Onbir yaşındaki Kira profesyonel tenisçi Lisa Bonder ile milyarder iş adamı Kirkor Kirkoryan'ın kızı. 1917'de Harput'tan Amerika'ya göçeden bir Ermeni aileden dünyaya gelen Kirkoryan 34 yaşındaki Lisa ile 1999'da evlendi. Evlilik 28 gün sürdü. Lisa kendisinden 48 yaş büyük olan Ermeni işadamına boşanma davası açtı. Kirkoryan MGM, United Artists film şirketlerinin sahibi. Ekonomik kriz öncesi 16 milyar dolarlık serveti olan Kirkoryan ayrıca Las Vegas'ta MGM Grand Hotel, Mirage, Bellagio otelleri, G.M., Chrysler ve Ford şirketlerinin baş hissedarı. 500 milyon dolara yakın bağışları nedeniyle Cumhurbaşkanı Koçaryan'dan 'Ermenistan'ın Milli Kahramanı''nişanını aldı.

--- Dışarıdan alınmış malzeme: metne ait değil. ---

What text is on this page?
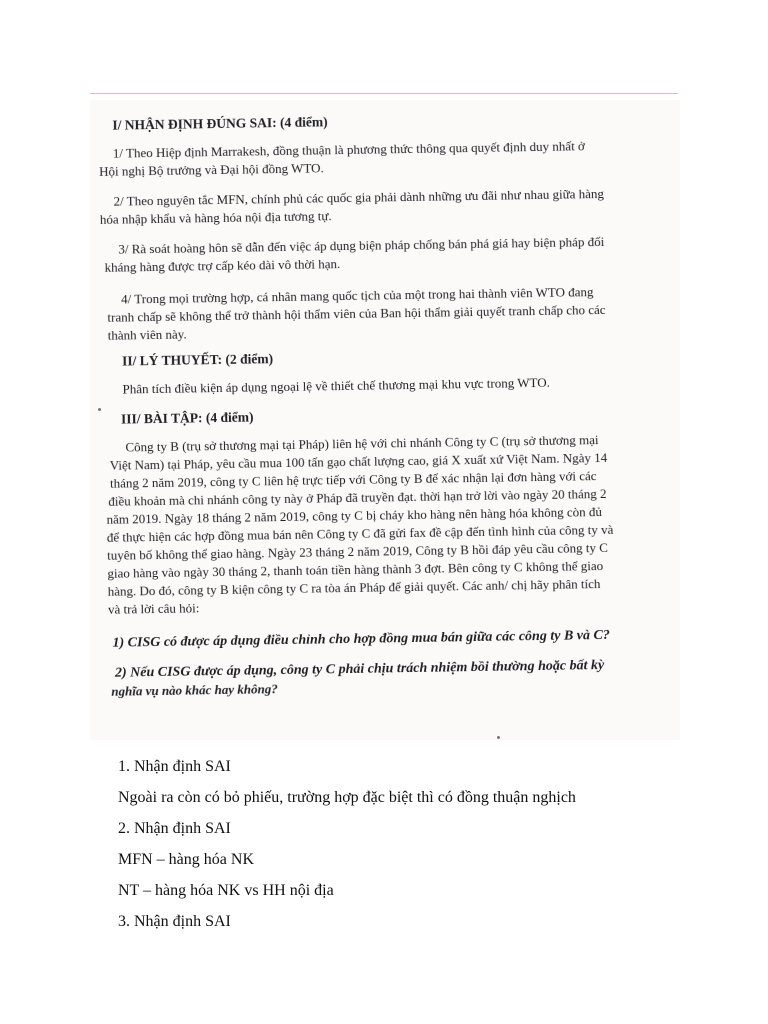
I/ NHẬN ĐỊNH ĐÚNG SAI: (4 điểm)
1/ Theo Hiệp định Marrakesh, đồng thuận là phương thức thông qua quyết định duy nhất ở
Hội nghị Bộ trưởng và Đại hội đồng WTO.
2/ Theo nguyên tắc MFN, chính phủ các quốc gia phải dành những ưu đãi như nhau giữa hàng
hóa nhập khẩu và hàng hóa nội địa tương tự.
3/ Rà soát hoàng hôn sẽ dẫn đến việc áp dụng biện pháp chống bán phá giá hay biện pháp đối
kháng hàng được trợ cấp kéo dài vô thời hạn.
4/ Trong mọi trường hợp, cá nhân mang quốc tịch của một trong hai thành viên WTO đang
tranh chấp sẽ không thể trở thành hội thẩm viên của Ban hội thẩm giải quyết tranh chấp cho các
thành viên này.
II/ LÝ THUYẾT: (2 điểm)
Phân tích điều kiện áp dụng ngoại lệ về thiết chế thương mại khu vực trong WTO.
III/ BÀI TẬP: (4 điểm)
Công ty B (trụ sở thương mại tại Pháp) liên hệ với chi nhánh Công ty C (trụ sở thương mại
Việt Nam) tại Pháp, yêu cầu mua 100 tấn gạo chất lượng cao, giá X xuất xứ Việt Nam. Ngày 14
tháng 2 năm 2019, công ty C liên hệ trực tiếp với Công ty B để xác nhận lại đơn hàng với các
điều khoản mà chi nhánh công ty này ở Pháp đã truyền đạt. thời hạn trở lời vào ngày 20 tháng 2
năm 2019. Ngày 18 tháng 2 năm 2019, công ty C bị cháy kho hàng nên hàng hóa không còn đủ
để thực hiện các hợp đồng mua bán nên Công ty C đã gửi fax đề cập đến tình hình của công ty và
tuyên bố không thể giao hàng. Ngày 23 tháng 2 năm 2019, Công ty B hồi đáp yêu cầu công ty C
giao hàng vào ngày 30 tháng 2, thanh toán tiền hàng thành 3 đợt. Bên công ty C không thể giao
hàng. Do đó, công ty B kiện công ty C ra tòa án Pháp để giải quyết. Các anh/ chị hãy phân tích
và trả lời câu hỏi:
1) CISG có được áp dụng điều chỉnh cho hợp đồng mua bán giữa các công ty B và C?
2) Nếu CISG được áp dụng, công ty C phải chịu trách nhiệm bồi thường hoặc bất kỳ
nghĩa vụ nào khác hay không?
1. Nhận định SAI
Ngoài ra còn có bỏ phiếu, trường hợp đặc biệt thì có đồng thuận nghịch
2. Nhận định SAI
MFN – hàng hóa NK
NT – hàng hóa NK vs HH nội địa
3. Nhận định SAI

Kirkoryan mahkemeye gitmeden ilkin aylık 20 bin sonra 75 bin dolar çocuk nafakası ödemeye başladı.Birikmiş aylıklar için 10 milyon dolar verdi. Lisa 320 bin dolar afakada ısrar etti.  Kirkoryan 28 gün evli kaldığı Lisa'nın sevgilisi emlakçı Steve Bing'in arkasına taktığı detektifler çöp sepetindeki diş fırçasını DNA testinden geçirdiler.Test sonucunda Kira'nın babasının  Kirkoryan değil, aktris Elizabeth Hurley'i de hamile bırakan Bing olduğu ortaya çıktı. Kirkoryan babası olmadığı halde Kira'ya servet sayılacak meblağda nafaka ödemeye devam ediyor.